[SOLVED] Kibana 5.3.0 and SSL for browser requests


(Nicolas Loison) #1

Hello,

Trying to set up SSL connection between browser and kibana does not
work. When activate required parameter server.ssl.certificate and
server.ssl.key in kibana.yml, kibana crashed at startup with any logs.
Certificates have been created with openssl and copied into the configured directories
kibana.yml ssl parameters
server.ssl.enabled: true
server.ssl.certificate: /etc/ssl/certs/kibana.pem
server.ssl.key: /etc/ssl/private/kibana_key.pem

Generation of certificate:

openssl genrsa -out ca.key 4096
openssl req -new -x509 -days 1826 -key ca.key -out ca.crt
openssl genrsa -out kibana_key.pem 4096
openssl req -new -key kibana_key.pem -out kibana.csr
openssl req -new -key kibana_key.pem -out kibana.csr
openssl x509 -req -days 730 -in kibana.csr -CA ca.crt -CAkey ca.key -set_serial 01 -out kibana.pem

Best regards,
Nico


ELK cluster with x-pack kibana is not working with https
(Felix Stürmer) #2

Hi @nicocolt,

could you try setting logging.verbose: true in the configuration and check if you receive any log output that might give a hint?


(Nicolas Loison) #3

Hi @weltenwort ,

Thanks for your quick answer.
Setting logging.verbose: true gives absolutely no log. Seems kibana crashed before initiate log system.

Let me know,
Best regards,
Nico


(Felix Stürmer) #4

But it starts up normally when you remove the three ssl configuration parameters you mentioned?

Does the user the Kibana server runs as have read access to the certificate files?


(Nicolas Loison) #5

Absolutely right, the server starts normally when those two parameters are commented out. Also, the certificate and the key are owned by the kibana user with these permissions: rw-r--r--

Best regards,
Nico


(Felix Stürmer) #6

Ok, that sounds reasonable. Can you give some detail about the operating system, the way Kibana was installed and how it is started? Are you using the tar.gz, the rpm or the deb? What is the init system used by your OS?


(Nicolas Loison) #7

I use kibana 5.3.0 with docker image from here: https://github.com/spujadas/elkx-docker (which is an image that contains an ELK stack on 5.3 with x-pack 5.3). Note that the issue is exactly the same without x-pack.

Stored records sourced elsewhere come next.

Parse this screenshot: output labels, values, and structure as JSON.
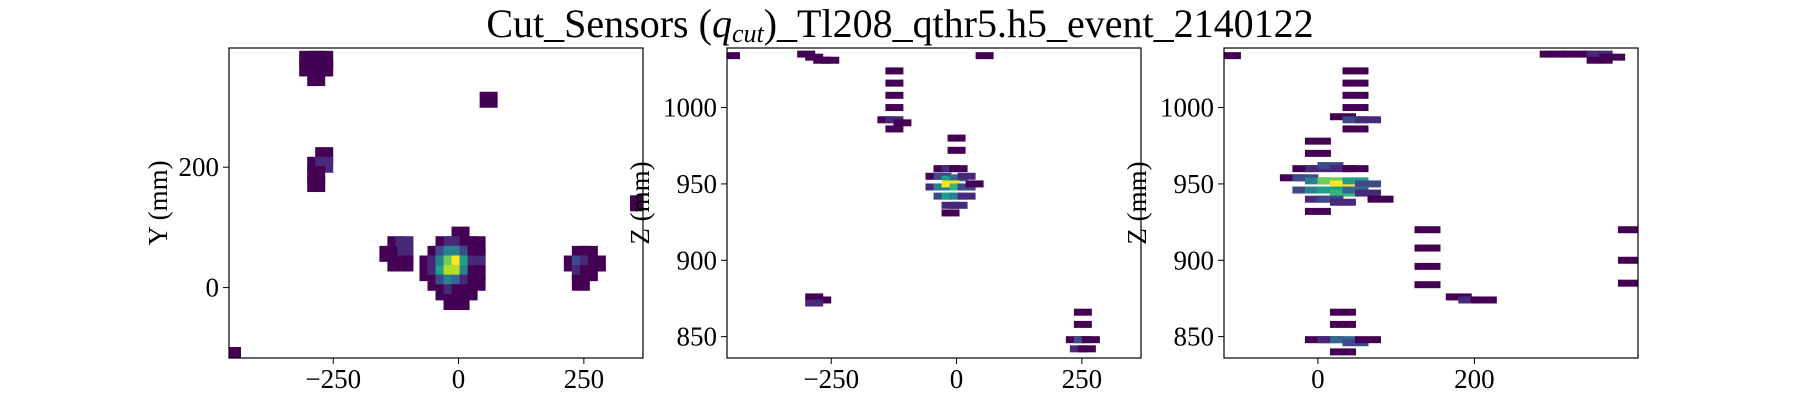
{
  "title_parts": [
    "Cut_Sensors (",
    "q",
    "cut",
    ")_Tl208_qthr5.h5_event_2140122"
  ],
  "chart_data": [
    {
      "type": "heatmap",
      "colormap": "viridis",
      "ylabel": "Y (mm)",
      "xlim": [
        -458,
        368
      ],
      "ylim": [
        -117,
        398
      ],
      "xticks": [
        {
          "value": -250,
          "label": "−250"
        },
        0,
        250
      ],
      "yticks": [
        0,
        200
      ],
      "x": [
        -300,
        -284,
        -268,
        -284,
        -300,
        -284,
        -268,
        60,
        -268,
        -284,
        -268,
        -284,
        -284,
        -124,
        -108,
        -124,
        -108,
        -124,
        -108,
        -140,
        4,
        -28,
        -12,
        4,
        20,
        36,
        -44,
        -28,
        -12,
        4,
        20,
        36,
        -60,
        -44,
        -28,
        -12,
        4,
        20,
        36,
        -60,
        -44,
        -28,
        -12,
        4,
        20,
        36,
        -44,
        -28,
        -12,
        4,
        20,
        36,
        -28,
        -12,
        4,
        20,
        -12,
        4,
        244,
        260,
        228,
        244,
        260,
        276,
        244,
        260,
        244,
        -452,
        360
      ],
      "y": [
        380,
        380,
        380,
        364,
        364,
        348,
        364,
        312,
        220,
        204,
        204,
        188,
        172,
        72,
        72,
        56,
        56,
        40,
        40,
        56,
        88,
        72,
        72,
        72,
        72,
        72,
        56,
        56,
        56,
        56,
        56,
        56,
        40,
        40,
        40,
        40,
        40,
        40,
        40,
        24,
        24,
        24,
        24,
        24,
        24,
        24,
        8,
        8,
        8,
        8,
        8,
        8,
        -8,
        -8,
        -8,
        -8,
        -24,
        -24,
        56,
        56,
        40,
        40,
        40,
        40,
        24,
        24,
        8,
        -112,
        140
      ],
      "values": [
        1,
        1,
        1,
        2,
        1,
        1,
        1,
        1,
        1,
        1,
        2,
        1,
        1,
        1,
        2,
        3,
        2,
        1,
        1,
        1,
        1,
        1,
        2,
        2,
        1,
        1,
        1,
        3,
        5,
        5,
        3,
        1,
        1,
        2,
        5,
        8,
        10,
        6,
        2,
        1,
        2,
        6,
        9,
        9,
        5,
        1,
        1,
        3,
        5,
        4,
        2,
        1,
        1,
        2,
        1,
        1,
        1,
        1,
        1,
        1,
        1,
        3,
        2,
        1,
        2,
        1,
        1,
        1,
        1
      ]
    },
    {
      "type": "heatmap",
      "colormap": "viridis",
      "ylabel": "Z (mm)",
      "xlim": [
        -458,
        368
      ],
      "ylim": [
        836,
        1039
      ],
      "xticks": [
        {
          "value": -250,
          "label": "−250"
        },
        0,
        250
      ],
      "yticks": [
        850,
        900,
        950,
        1000
      ],
      "x": [
        -300,
        -284,
        -268,
        -252,
        -450,
        56,
        -124,
        -124,
        -124,
        -124,
        -140,
        -124,
        -108,
        -124,
        0,
        0,
        -28,
        -12,
        4,
        -44,
        -28,
        -12,
        4,
        20,
        -44,
        -28,
        -12,
        4,
        20,
        36,
        -28,
        -12,
        4,
        20,
        -12,
        4,
        -12,
        -284,
        -268,
        -284,
        252,
        252,
        236,
        252,
        268,
        244,
        260
      ],
      "y": [
        1035,
        1033,
        1031,
        1031,
        1034,
        1034,
        1024,
        1016,
        1008,
        1000,
        992,
        992,
        990,
        986,
        980,
        972,
        960,
        960,
        960,
        955,
        955,
        953,
        954,
        955,
        948,
        948,
        950,
        948,
        948,
        950,
        942,
        942,
        942,
        942,
        936,
        936,
        931,
        876,
        874,
        872,
        866,
        858,
        848,
        848,
        848,
        842,
        842
      ],
      "values": [
        1,
        1,
        1,
        1,
        1,
        1,
        1,
        1,
        1,
        1,
        1,
        2,
        1,
        1,
        1,
        1,
        1,
        2,
        1,
        1,
        3,
        6,
        4,
        2,
        2,
        5,
        10,
        7,
        3,
        1,
        3,
        6,
        5,
        2,
        2,
        2,
        1,
        1,
        1,
        2,
        1,
        1,
        1,
        3,
        1,
        2,
        1
      ]
    },
    {
      "type": "heatmap",
      "colormap": "viridis",
      "ylabel": "Z (mm)",
      "xlim": [
        -120,
        409
      ],
      "ylim": [
        836,
        1039
      ],
      "xticks": [
        0,
        200
      ],
      "yticks": [
        850,
        900,
        950,
        1000
      ],
      "x": [
        330,
        360,
        376,
        360,
        300,
        -115,
        48,
        48,
        48,
        48,
        32,
        48,
        64,
        48,
        0,
        0,
        -16,
        0,
        16,
        32,
        48,
        -32,
        -16,
        0,
        16,
        32,
        48,
        64,
        -16,
        0,
        16,
        32,
        48,
        64,
        80,
        0,
        16,
        32,
        0,
        140,
        140,
        140,
        140,
        180,
        196,
        212,
        400,
        400,
        400,
        32,
        32,
        0,
        16,
        32,
        48,
        64,
        32
      ],
      "y": [
        1035,
        1035,
        1033,
        1031,
        1035,
        1034,
        1024,
        1016,
        1008,
        1000,
        994,
        992,
        992,
        986,
        978,
        970,
        960,
        960,
        962,
        960,
        960,
        954,
        954,
        952,
        952,
        950,
        952,
        950,
        946,
        946,
        946,
        944,
        946,
        944,
        940,
        940,
        940,
        938,
        932,
        920,
        908,
        896,
        884,
        876,
        874,
        874,
        920,
        900,
        885,
        866,
        858,
        848,
        848,
        848,
        846,
        848,
        840
      ],
      "values": [
        1,
        2,
        1,
        1,
        1,
        1,
        1,
        1,
        1,
        1,
        1,
        3,
        2,
        1,
        1,
        1,
        1,
        2,
        3,
        2,
        1,
        1,
        3,
        5,
        8,
        10,
        6,
        3,
        3,
        5,
        6,
        7,
        4,
        2,
        1,
        2,
        3,
        2,
        1,
        1,
        1,
        1,
        1,
        1,
        2,
        1,
        1,
        1,
        1,
        1,
        1,
        1,
        2,
        4,
        3,
        1,
        1
      ]
    }
  ]
}
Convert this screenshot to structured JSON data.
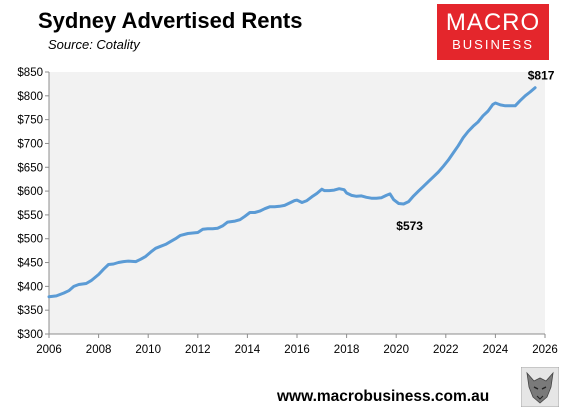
{
  "chart_data": {
    "type": "line",
    "title": "Sydney Advertised Rents",
    "subtitle": "Source: Cotality",
    "xlim": [
      2006,
      2026
    ],
    "ylim": [
      300,
      850
    ],
    "x_ticks": [
      2006,
      2008,
      2010,
      2012,
      2014,
      2016,
      2018,
      2020,
      2022,
      2024,
      2026
    ],
    "y_ticks": [
      "$300",
      "$350",
      "$400",
      "$450",
      "$500",
      "$550",
      "$600",
      "$650",
      "$700",
      "$750",
      "$800",
      "$850"
    ],
    "grid": false,
    "line_color": "#5b9bd5",
    "series": [
      {
        "values": [
          [
            2006.0,
            378
          ],
          [
            2006.3,
            380
          ],
          [
            2006.6,
            386
          ],
          [
            2006.8,
            391
          ],
          [
            2007.0,
            400
          ],
          [
            2007.2,
            404
          ],
          [
            2007.5,
            406
          ],
          [
            2007.7,
            412
          ],
          [
            2008.0,
            425
          ],
          [
            2008.2,
            436
          ],
          [
            2008.4,
            446
          ],
          [
            2008.6,
            447
          ],
          [
            2008.8,
            450
          ],
          [
            2009.0,
            452
          ],
          [
            2009.2,
            453
          ],
          [
            2009.5,
            452
          ],
          [
            2009.7,
            457
          ],
          [
            2009.9,
            463
          ],
          [
            2010.1,
            472
          ],
          [
            2010.3,
            480
          ],
          [
            2010.5,
            484
          ],
          [
            2010.7,
            488
          ],
          [
            2010.9,
            494
          ],
          [
            2011.1,
            500
          ],
          [
            2011.3,
            507
          ],
          [
            2011.6,
            511
          ],
          [
            2011.8,
            512
          ],
          [
            2012.0,
            513
          ],
          [
            2012.2,
            520
          ],
          [
            2012.4,
            521
          ],
          [
            2012.6,
            521
          ],
          [
            2012.8,
            522
          ],
          [
            2013.0,
            527
          ],
          [
            2013.2,
            535
          ],
          [
            2013.5,
            537
          ],
          [
            2013.7,
            540
          ],
          [
            2013.9,
            547
          ],
          [
            2014.1,
            555
          ],
          [
            2014.3,
            555
          ],
          [
            2014.5,
            558
          ],
          [
            2014.7,
            563
          ],
          [
            2014.9,
            567
          ],
          [
            2015.1,
            567
          ],
          [
            2015.3,
            568
          ],
          [
            2015.5,
            570
          ],
          [
            2015.7,
            575
          ],
          [
            2015.9,
            580
          ],
          [
            2016.0,
            581
          ],
          [
            2016.2,
            576
          ],
          [
            2016.4,
            580
          ],
          [
            2016.6,
            588
          ],
          [
            2016.8,
            595
          ],
          [
            2017.0,
            604
          ],
          [
            2017.1,
            601
          ],
          [
            2017.3,
            601
          ],
          [
            2017.5,
            602
          ],
          [
            2017.7,
            605
          ],
          [
            2017.9,
            603
          ],
          [
            2018.0,
            596
          ],
          [
            2018.2,
            591
          ],
          [
            2018.4,
            589
          ],
          [
            2018.6,
            590
          ],
          [
            2018.8,
            587
          ],
          [
            2019.0,
            585
          ],
          [
            2019.2,
            585
          ],
          [
            2019.4,
            586
          ],
          [
            2019.6,
            591
          ],
          [
            2019.75,
            594
          ],
          [
            2019.9,
            582
          ],
          [
            2020.1,
            574
          ],
          [
            2020.3,
            573
          ],
          [
            2020.5,
            578
          ],
          [
            2020.7,
            590
          ],
          [
            2020.9,
            600
          ],
          [
            2021.1,
            610
          ],
          [
            2021.3,
            620
          ],
          [
            2021.5,
            630
          ],
          [
            2021.7,
            640
          ],
          [
            2021.9,
            652
          ],
          [
            2022.1,
            665
          ],
          [
            2022.3,
            680
          ],
          [
            2022.5,
            695
          ],
          [
            2022.7,
            712
          ],
          [
            2022.9,
            725
          ],
          [
            2023.1,
            736
          ],
          [
            2023.3,
            745
          ],
          [
            2023.5,
            758
          ],
          [
            2023.7,
            768
          ],
          [
            2023.9,
            782
          ],
          [
            2024.0,
            785
          ],
          [
            2024.2,
            781
          ],
          [
            2024.4,
            779
          ],
          [
            2024.6,
            779
          ],
          [
            2024.8,
            779
          ],
          [
            2025.0,
            790
          ],
          [
            2025.2,
            800
          ],
          [
            2025.4,
            808
          ],
          [
            2025.6,
            817
          ]
        ]
      }
    ],
    "annotations": [
      {
        "label": "$573",
        "x": 2020.3,
        "y": 573,
        "position": "below"
      },
      {
        "label": "$817",
        "x": 2025.6,
        "y": 817,
        "position": "above"
      }
    ]
  },
  "logo": {
    "line1": "MACRO",
    "line2": "BUSINESS"
  },
  "footer": "www.macrobusiness.com.au"
}
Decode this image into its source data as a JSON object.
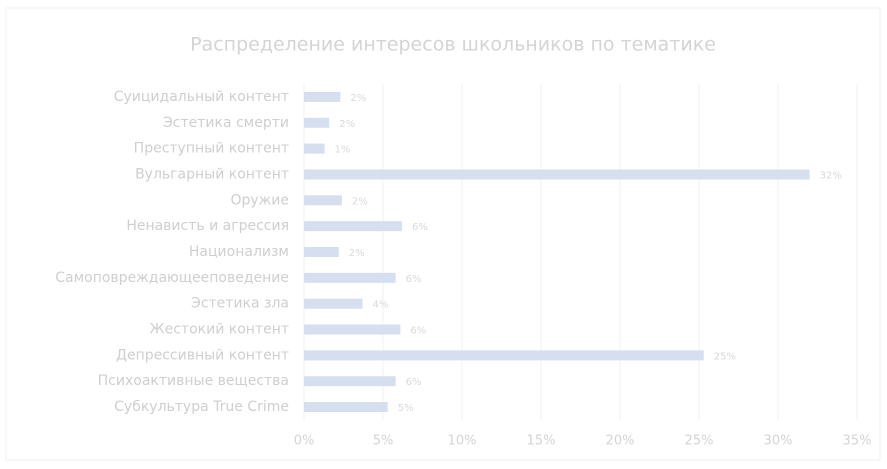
{
  "chart_data": {
    "type": "bar",
    "orientation": "horizontal",
    "title": "Распределение интересов школьников по тематике",
    "categories": [
      "Суицидальный контент",
      "Эстетика смерти",
      "Преступный контент",
      "Вульгарный контент",
      "Оружие",
      "Ненависть и агрессия",
      "Национализм",
      "Самоповреждающееповедение",
      "Эстетика зла",
      "Жестокий контент",
      "Депрессивный контент",
      "Психоактивные вещества",
      "Субкультура True Crime"
    ],
    "values": [
      2.3,
      1.6,
      1.3,
      32,
      2.4,
      6.2,
      2.2,
      5.8,
      3.7,
      6.1,
      25.3,
      5.8,
      5.3
    ],
    "value_labels": [
      "2%",
      "2%",
      "1%",
      "32%",
      "2%",
      "6%",
      "2%",
      "6%",
      "4%",
      "6%",
      "25%",
      "6%",
      "5%"
    ],
    "color": "#d5dfef",
    "xlim": [
      0,
      35
    ],
    "xticks": [
      {
        "value": 0,
        "label": "0%"
      },
      {
        "value": 5,
        "label": "5%"
      },
      {
        "value": 10,
        "label": "10%"
      },
      {
        "value": 15,
        "label": "15%"
      },
      {
        "value": 20,
        "label": "20%"
      },
      {
        "value": 25,
        "label": "25%"
      },
      {
        "value": 30,
        "label": "30%"
      },
      {
        "value": 35,
        "label": "35%"
      }
    ],
    "grid": true
  }
}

So kibana is installed from tar.gz: kibana-5.3.0-linux-x86_64.tar.gz and the service is started with service kibana start

What type of other information will be useful for you ?

Let me know,
Best regards,
Nico.


(Felix Stürmer) #8

The unofficial docker image you're using is quite difficult to debug. On first sight I would say that it does not properly capture the stdout and stderr of the Kibana process, which is where fatal errors during startup might show up. You might be able to get a glance at the error message by running only Kibana as in:

$ docker run --rm sebp/elkx:530 /opt/kibana/bin/kibana

You probably have to modify this to include your mounted config files and environment variables.


(Nicolas Loison) #9

Hi @weltenwort,

Thanks for this update. Found the issue. There was a passphrase in the private key.

But now, if I start kibana by service kibana start, it fails, but if i start kibana with /opt/kibana/bin/kibana, it works

If I comment out the three parameters, then it works. So I don't understand why it does not works with service kibana start when ssl is activated

Let me know,
Best regards,
Nico


(Felix Stürmer) #10

Good to hear you are making progress. Looks like the init script starts Kibana as the kibana user. If you mount your certificates into the container, make sure their owner maps to the correct kibana user inside the container. The docker run line I proposed runs it as root, which is why no permission problems will become apparent there.


(Nicolas Loison) #11

You're right, init script is starting with kibana user.

Does kibana user be in a specific group ? Because chown the certificate and the keys to kibana:kibana, does not resolve the issue.

Best regards,
Nico


(Felix Stürmer) #12

The init script looks like it runs it as kibana:kibana. Maybe run

$ docker run --rm ${YOUR_MOUNTS} -i -t sebp/elkx:530 bash

to interactively inspect the container and check that the files really have the correct permissions. Then try running

$ docker run --rm ${YOUR_MOUNTS} --user kibana:kibana sebp/elkx:530 /opt/kibana/bin/kibana

to see if Kibana starts when run as that user.


(Nicolas Loison) #13

Got it @weltenwort !

It was a permission issue at the directory path containing the certificate. Just move the cert and key to a directory belonging to kibana user solves the problem.

Thanks a lot for your clarification and help !

Best regards,
Nico


(Felix Stürmer) #14

Good to know, thanks for letting us know what the reason was. :thumbsup:


(system) #15

This topic was automatically closed 28 days after the last reply. New replies are no longer allowed.